A team from the University of Sheffield and the British Museum started digging outside the cave in the hope that over the next two weeks they will unearth more major findings at the site. It is the first major excavation at the site since the 1920s.

"We know that Church Hole was excavated very rapidly by the Victorians in the 1870s and very little is known about the animals and people who inhabited this cave during the Ice Age. Many of the bones and stone tools would have been thrown away and now lie within the Victorian spoil heap directly outside the cave's entrance. Our plan is to excavate this spoil heap and find the original Ice Age sediments below which contain bones and other artefacts from the period" - Dr Paul Pettit, Sheffield University's Department of Archaeology, who is leading the dig.

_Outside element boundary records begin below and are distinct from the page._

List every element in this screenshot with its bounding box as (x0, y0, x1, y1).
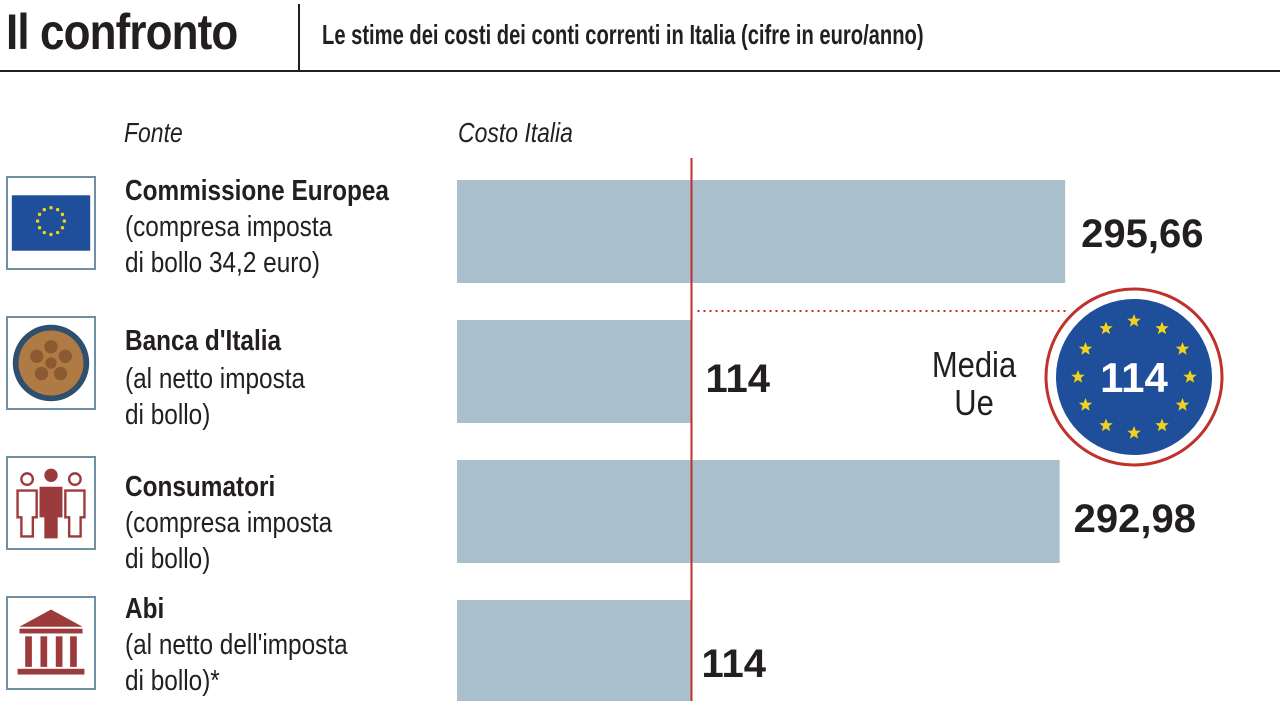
eu-star-icon (1078, 342, 1093, 355)
header-separator (298, 4, 300, 70)
eu-star-icon (1183, 370, 1197, 383)
source-note-line: (compresa imposta (125, 507, 333, 539)
value-label-3: 114 (701, 642, 766, 686)
eu-average-value: 114 (1100, 354, 1168, 401)
source-note-line: (compresa imposta (125, 211, 333, 243)
consumers-people-icon (6, 456, 96, 550)
bar-1 (457, 320, 692, 423)
column-header-cost: Costo Italia (458, 117, 573, 148)
eu-star-icon (1078, 398, 1093, 411)
bank-building-icon (6, 596, 96, 690)
eu-average-label-line: Media (931, 344, 1017, 385)
source-name-consumatori: Consumatori (125, 471, 276, 503)
source-name-banca-d-italia: Banca d'Italia (125, 325, 282, 357)
source-note-line: (al netto dell'imposta (125, 629, 348, 661)
eu-flag-icon (6, 176, 96, 270)
bar-3 (457, 600, 692, 701)
eu-average-label-line: Ue (954, 382, 994, 423)
source-note-line: di bollo)* (125, 665, 220, 697)
source-note-line: di bollo) (125, 399, 211, 431)
bank-of-italy-seal-icon (6, 316, 96, 410)
page-subtitle: Le stime dei costi dei conti correnti in… (322, 19, 924, 50)
value-label-0: 295,66 (1081, 212, 1203, 256)
eu-average-badge (1056, 299, 1212, 455)
source-note-line: di bollo 34,2 euro) (125, 247, 321, 279)
page-title: Il confronto (6, 4, 238, 60)
header-rule (0, 70, 1280, 72)
value-label-2: 292,98 (1074, 497, 1196, 541)
eu-star-icon (1099, 321, 1113, 335)
bar-0 (457, 180, 1066, 283)
source-note-line: (al netto imposta (125, 363, 306, 395)
column-header-source: Fonte (124, 117, 183, 148)
eu-star-icon (1099, 418, 1113, 432)
eu-star-icon (1155, 418, 1169, 432)
eu-star-icon (1127, 426, 1141, 439)
eu-star-icon (1127, 314, 1141, 327)
bar-2 (457, 460, 1060, 563)
eu-star-icon (1155, 321, 1169, 335)
source-name-commissione-europea: Commissione Europea (125, 175, 389, 207)
eu-star-icon (1175, 398, 1190, 411)
source-name-abi: Abi (125, 593, 165, 625)
eu-star-icon (1071, 370, 1085, 383)
eu-star-icon (1175, 342, 1190, 355)
eu-average-label: Media Ue (931, 346, 1017, 422)
value-label-1: 114 (705, 357, 770, 401)
source-note-line: di bollo) (125, 543, 211, 575)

"The excavations are also likely to show just how much archaeology has developed in the last 80 years. What were then considered of no interest are now crucial scientific clues to life in the gorge 13,000 years ago and more" - Jon Humble, inspector for ancient monuments with English Heritage.

"This is once again a wonderful opportunity to highlight one of the regions major cultural sites and invite visitors to experience the process of archaeology in action. There will be opportunities to talk to the excavation team and view the recent finds. The museum will also be running a series of activities alongside the excavation including regular tours to Church Hole and Robin Hood Cave" - Ian Wall, director for Creswell Heritage Trust.